(Facebook, SAA)
(Facebook, SAA)
  • Government has spent R16.5 billion in bailouts to SAA over the past decade. 
  • This amounts to almost R1,000 per South African household. 
  • SAA was promised another R2 billion bailout, but still hasn't received the money.
  • This could mean that SAA will go bust as early as this weekend. 
  • For more stories, go to BusinessInsider.co.za.

There are more signs that South African Airways may not survive for much longer.

In the past week, SAA put nine of its Airbus planes up for sale. Most of these planes are currently serving its long-haul routes. 

The airline, which was placed under business rescue in December, is waiting on R2 billion in funding from the National Treasury to stay afloat.

But this has not been delivered and BusinessDay reported that SAA could suspend flights as early as January 19 due to a lack of funds. 

Finance minister Tito Mboweni said on Thursday that the national treasury is still trying to secure the R2 billion – which would push the total government bailouts for SAA to R18.5 billion over the past decade.

Since 2009, government spent R16.5 billion to bail out SAA, roughly R1,000 per household in the country.  

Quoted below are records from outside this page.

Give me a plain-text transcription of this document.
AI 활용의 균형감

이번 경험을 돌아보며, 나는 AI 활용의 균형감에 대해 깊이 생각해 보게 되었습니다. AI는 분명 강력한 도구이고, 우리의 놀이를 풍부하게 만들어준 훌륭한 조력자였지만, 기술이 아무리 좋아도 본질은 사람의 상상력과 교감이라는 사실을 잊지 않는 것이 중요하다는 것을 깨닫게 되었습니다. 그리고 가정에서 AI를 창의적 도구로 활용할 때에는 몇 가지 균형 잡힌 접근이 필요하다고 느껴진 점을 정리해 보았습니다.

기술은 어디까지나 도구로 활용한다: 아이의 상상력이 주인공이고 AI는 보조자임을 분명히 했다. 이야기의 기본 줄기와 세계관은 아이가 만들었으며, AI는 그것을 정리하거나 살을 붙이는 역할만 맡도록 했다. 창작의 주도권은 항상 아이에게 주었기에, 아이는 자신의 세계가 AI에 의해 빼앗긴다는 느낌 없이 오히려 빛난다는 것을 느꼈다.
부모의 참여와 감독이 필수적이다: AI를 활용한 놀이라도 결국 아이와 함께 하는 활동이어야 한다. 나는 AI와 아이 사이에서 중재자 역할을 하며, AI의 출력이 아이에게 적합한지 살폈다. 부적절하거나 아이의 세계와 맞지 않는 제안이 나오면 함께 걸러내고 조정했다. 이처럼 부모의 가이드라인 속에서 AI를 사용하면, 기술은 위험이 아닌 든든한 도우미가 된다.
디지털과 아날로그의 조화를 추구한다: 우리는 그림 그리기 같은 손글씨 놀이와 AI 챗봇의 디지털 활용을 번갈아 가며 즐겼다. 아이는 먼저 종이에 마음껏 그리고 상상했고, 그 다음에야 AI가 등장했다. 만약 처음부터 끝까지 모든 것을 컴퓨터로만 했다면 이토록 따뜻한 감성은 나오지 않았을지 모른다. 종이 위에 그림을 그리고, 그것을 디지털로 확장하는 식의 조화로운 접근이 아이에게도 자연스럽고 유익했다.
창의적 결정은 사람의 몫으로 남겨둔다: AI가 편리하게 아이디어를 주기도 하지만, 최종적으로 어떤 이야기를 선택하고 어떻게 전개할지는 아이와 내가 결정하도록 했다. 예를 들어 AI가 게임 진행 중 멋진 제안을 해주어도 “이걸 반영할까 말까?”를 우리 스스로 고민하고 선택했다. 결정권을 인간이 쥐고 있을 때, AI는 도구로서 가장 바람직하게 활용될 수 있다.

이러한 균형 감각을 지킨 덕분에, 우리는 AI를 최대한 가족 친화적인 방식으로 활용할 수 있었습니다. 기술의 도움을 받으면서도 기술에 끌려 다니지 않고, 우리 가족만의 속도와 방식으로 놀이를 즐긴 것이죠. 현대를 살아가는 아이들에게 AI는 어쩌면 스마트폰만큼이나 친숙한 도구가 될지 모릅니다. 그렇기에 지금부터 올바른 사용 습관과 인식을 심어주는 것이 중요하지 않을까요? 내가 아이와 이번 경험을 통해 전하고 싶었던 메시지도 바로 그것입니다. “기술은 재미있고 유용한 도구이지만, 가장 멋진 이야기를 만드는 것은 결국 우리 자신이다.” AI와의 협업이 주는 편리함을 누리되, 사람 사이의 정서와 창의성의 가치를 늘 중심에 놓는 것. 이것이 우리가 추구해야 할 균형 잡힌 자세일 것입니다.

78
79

Also read: SAA has put billions of rands worth of planes up for sale – including planes it uses on major international routes

According to national treasury documents, SAA received a R1.5 billion bailout in the 2009/10 financial year, a R10 billion bailout in the 2017/18 financial year, and another R5 billion bailout in the 2018/19 financial year. 

If the total amount is divided by the country’s estimated 16.671 million households, it amounts to almost R990 per household. 

And the R2 billion outstanding funding from the national treasury is added, this will push up the taxpayer contribution to almost R1,110 per household. 

Apart from the bailouts, government has also provided debt guarantees for the airline of R17.311 billion in the current financial year – from R0 as recently as 2006.

The struggling airline accumulated losses of R28 billion over the past 13 years, and has not released a financial report to the national assembly since the 2016/17 financial year.